Developers May 28, 2020

Trying to understand the basics of scaling

RidenShark

I'm developing my own SaaS product, a blog service like wordpress and tumblr. It's mostly a learning project for me to get into product development. I'd like to understand how scaling works.

Say, I have launched my product and have 10 to 30 users.

They'd all be given a subdomain alice|example|net, bob|example|net and so on. Alice may be a rockstar and she'd have huge traffic.

So to build such a high-scalable product where you can't predict the traffic influx, how should I choose my production platform? I have some experience in hosting my own server, but my experience stops there, i.e. with a single server app with a MySQL database in the same server.

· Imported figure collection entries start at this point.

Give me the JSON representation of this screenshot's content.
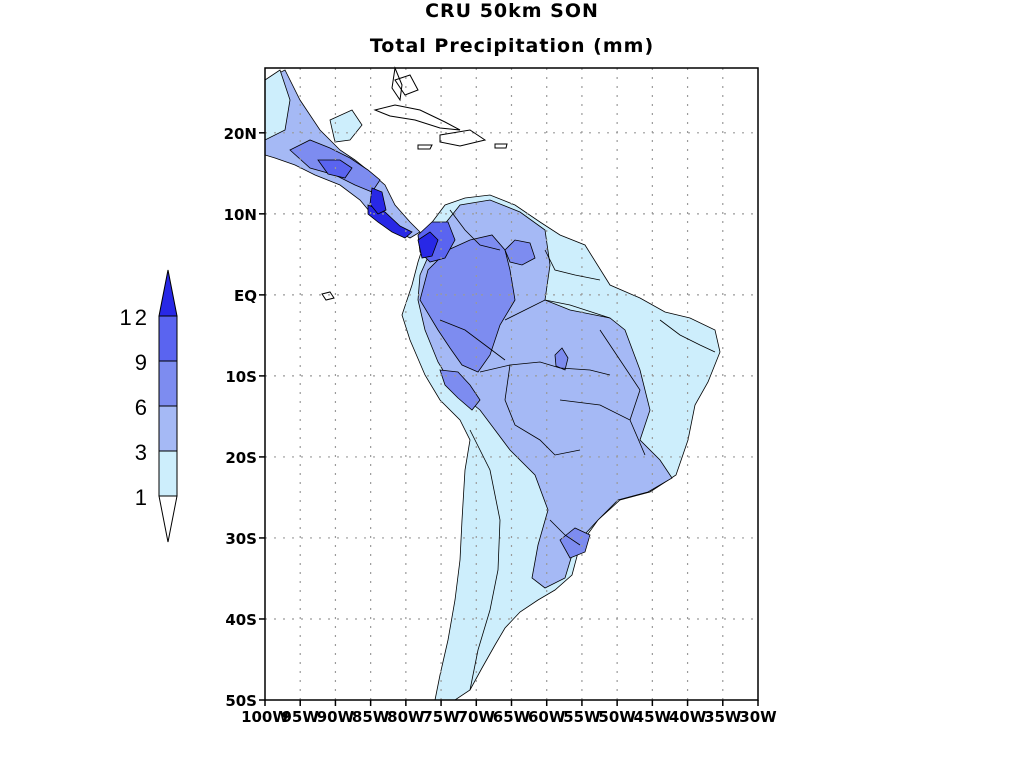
{
  "figure": {
    "title_line1": "CRU 50km SON",
    "title_line2": "Total Precipitation (mm)"
  },
  "map": {
    "lon_range": [
      -100,
      -30
    ],
    "lat_range": [
      -50,
      28
    ],
    "lat_ticks": [
      {
        "value": 20,
        "label": "20N"
      },
      {
        "value": 10,
        "label": "10N"
      },
      {
        "value": 0,
        "label": "EQ"
      },
      {
        "value": -10,
        "label": "10S"
      },
      {
        "value": -20,
        "label": "20S"
      },
      {
        "value": -30,
        "label": "30S"
      },
      {
        "value": -40,
        "label": "40S"
      },
      {
        "value": -50,
        "label": "50S"
      }
    ],
    "lon_ticks": [
      {
        "value": -100,
        "label": "100W"
      },
      {
        "value": -95,
        "label": "95W"
      },
      {
        "value": -90,
        "label": "90W"
      },
      {
        "value": -85,
        "label": "85W"
      },
      {
        "value": -80,
        "label": "80W"
      },
      {
        "value": -75,
        "label": "75W"
      },
      {
        "value": -70,
        "label": "70W"
      },
      {
        "value": -65,
        "label": "65W"
      },
      {
        "value": -60,
        "label": "60W"
      },
      {
        "value": -55,
        "label": "55W"
      },
      {
        "value": -50,
        "label": "50W"
      },
      {
        "value": -45,
        "label": "45W"
      },
      {
        "value": -40,
        "label": "40W"
      },
      {
        "value": -35,
        "label": "35W"
      },
      {
        "value": -30,
        "label": "30W"
      }
    ]
  },
  "colorbar": {
    "levels": [
      {
        "label": "12",
        "value": 12
      },
      {
        "label": "9",
        "value": 9
      },
      {
        "label": "6",
        "value": 6
      },
      {
        "label": "3",
        "value": 3
      },
      {
        "label": "1",
        "value": 1
      }
    ],
    "colors": {
      "over_12": "#2828e6",
      "9_12": "#5a64f0",
      "6_9": "#7d8cf0",
      "3_6": "#a5b9f5",
      "1_3": "#cdeefc",
      "under_1": "#ffffff"
    }
  }
}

I want to understand these,

  1. I have read about big companies having databases across different servers, but how does it even work?
  2. Is there like a one parent alpha server where the codebase lives and it commands and controls child servers across datacentres?
  3. Should each user user|example|net get a server?
  4. If yes, how much RAM or CPU I should choose for a droplet for each account.
  5. Is there something like set up in one server and the scaling can happen on-demand automatically without burning a hole in the pocket?

My stack for this learning project is Django with MySQL. Some tasks with Celery. I am not that proficient in any modern front end frameworks, so it's simple HTML and CSS with jQuery. As a novice, I know only about the terms Horizontal scaling and Vertical scaling in ELI5 sense.

It'd be so much helpful if anyone could clear up all this for me in simple language. Thank you in advance.

  1. 5

    There are a million ways to slice this - tradeoff's come into play quite a bit.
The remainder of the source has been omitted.